Como se observa, estamos ainda muito próximos das atividades culturais em sentido estrito. Os efeitos externos de aglomeração destas medidas são muito pequenos e isso não nos deve surpreender.

Em todos os casos, a política pública para a economia criativa deverá considerar: o capital humano e o talento criativo, a inovação e a proteção da propriedade intelectual, as tecnologias e as artes digitais, o branding e a imagem de marca, o marketing urbano e territorial.

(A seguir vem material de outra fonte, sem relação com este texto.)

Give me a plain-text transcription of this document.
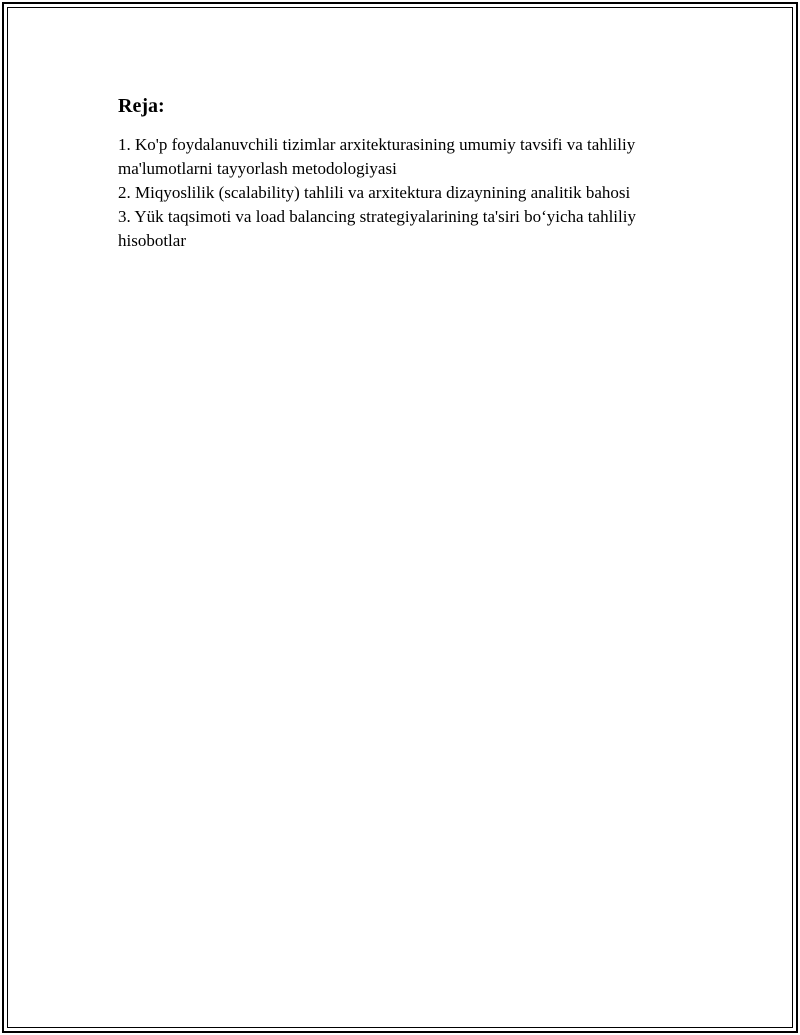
Reja:
1. Ko'p foydalanuvchili tizimlar arxitekturasining umumiy tavsifi va tahliliy ma'lumotlarni tayyorlash metodologiyasi
2. Miqyoslilik (scalability) tahlili va arxitektura dizaynining analitik bahosi
3. Yük taqsimoti va load balancing strategiyalarining ta'siri bo‘yicha tahliliy hisobotlar
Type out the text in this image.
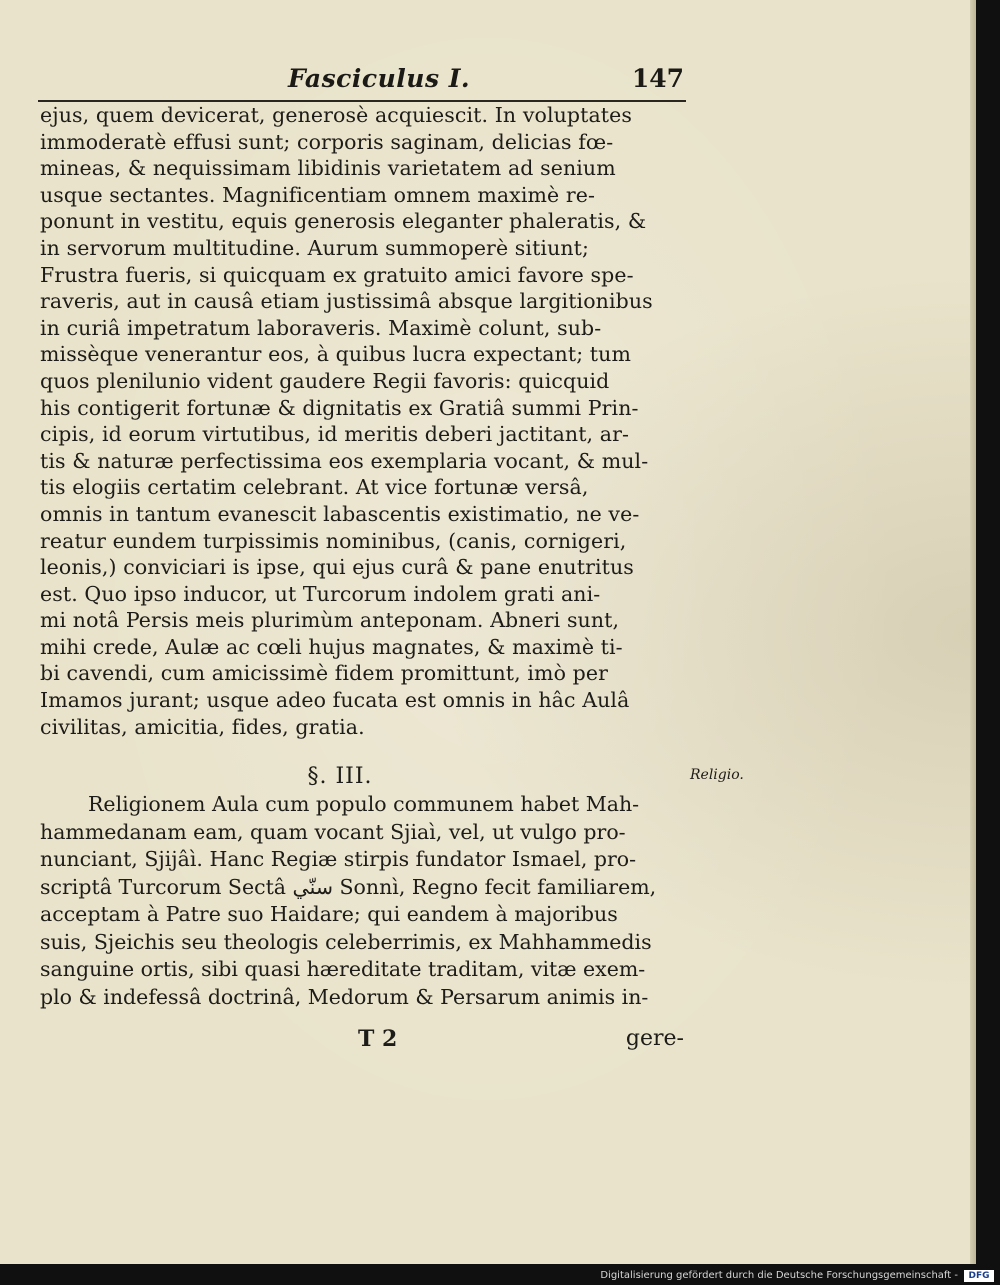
Fasciculus I.	147
ejus, quem devicerat, generosè acquiescit. In voluptates
immoderatè effusi sunt; corporis saginam, delicias fœ-
mineas, & nequissimam libidinis varietatem ad senium
usque sectantes. Magnificentiam omnem maximè re-
ponunt in vestitu, equis generosis eleganter phaleratis, &
in servorum multitudine. Aurum summoperè sitiunt;
Frustra fueris, si quicquam ex gratuito amici favore spe-
raveris, aut in causâ etiam justissimâ absque largitionibus
in curiâ impetratum laboraveris. Maximè colunt, sub-
missèque venerantur eos, à quibus lucra expectant; tum
quos plenilunio vident gaudere Regii favoris: quicquid
his contigerit fortunæ & dignitatis ex Gratiâ summi Prin-
cipis, id eorum virtutibus, id meritis deberi jactitant, ar-
tis & naturæ perfectissima eos exemplaria vocant, & mul-
tis elogiis certatim celebrant. At vice fortunæ versâ,
omnis in tantum evanescit labascentis existimatio, ne ve-
reatur eundem turpissimis nominibus, (canis, cornigeri,
leonis,) conviciari is ipse, qui ejus curâ & pane enutritus
est. Quo ipso inducor, ut Turcorum indolem grati ani-
mi notâ Persis meis plurimùm anteponam. Abneri sunt,
mihi crede, Aulæ ac cœli hujus magnates, & maximè ti-
bi cavendi, cum amicissimè fidem promittunt, imò per
Imamos jurant; usque adeo fucata est omnis in hâc Aulâ
civilitas, amicitia, fides, gratia.
§. III.	Religio.
Religionem Aula cum populo communem habet Mah-
hammedanam eam, quam vocant Sjiaì, vel, ut vulgo pro-
nunciant, Sjijâì. Hanc Regiæ stirpis fundator Ismael, pro-
scriptâ Turcorum Sectâ سنّي Sonnì, Regno fecit familiarem,
acceptam à Patre suo Haidare; qui eandem à majoribus
suis, Sjeichis seu theologis celeberrimis, ex Mahhammedis
sanguine ortis, sibi quasi hæreditate traditam, vitæ exem-
plo & indefessâ doctrinâ, Medorum & Persarum animis in-
T 2	gere-
Digitalisierung gefördert durch die Deutsche Forschungsgemeinschaft -	DFG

Por isso, a nossa insistência nas redes de cidades e na triangulação das atividades por intermédio da cooperação entre centros de investigação, núcleos empresariais e associações culturais e artísticas. Se conseguirmos aumentar a intensidade-rede destas relações triangulares estaremos muito mais próximos de uma verdadeira economia de aglomeração.

 

Autor: António Covas é professor catedrático da Universidade do Algarve e doutorado em Assuntos Europeus pela Universidade Livre de Bruxelas.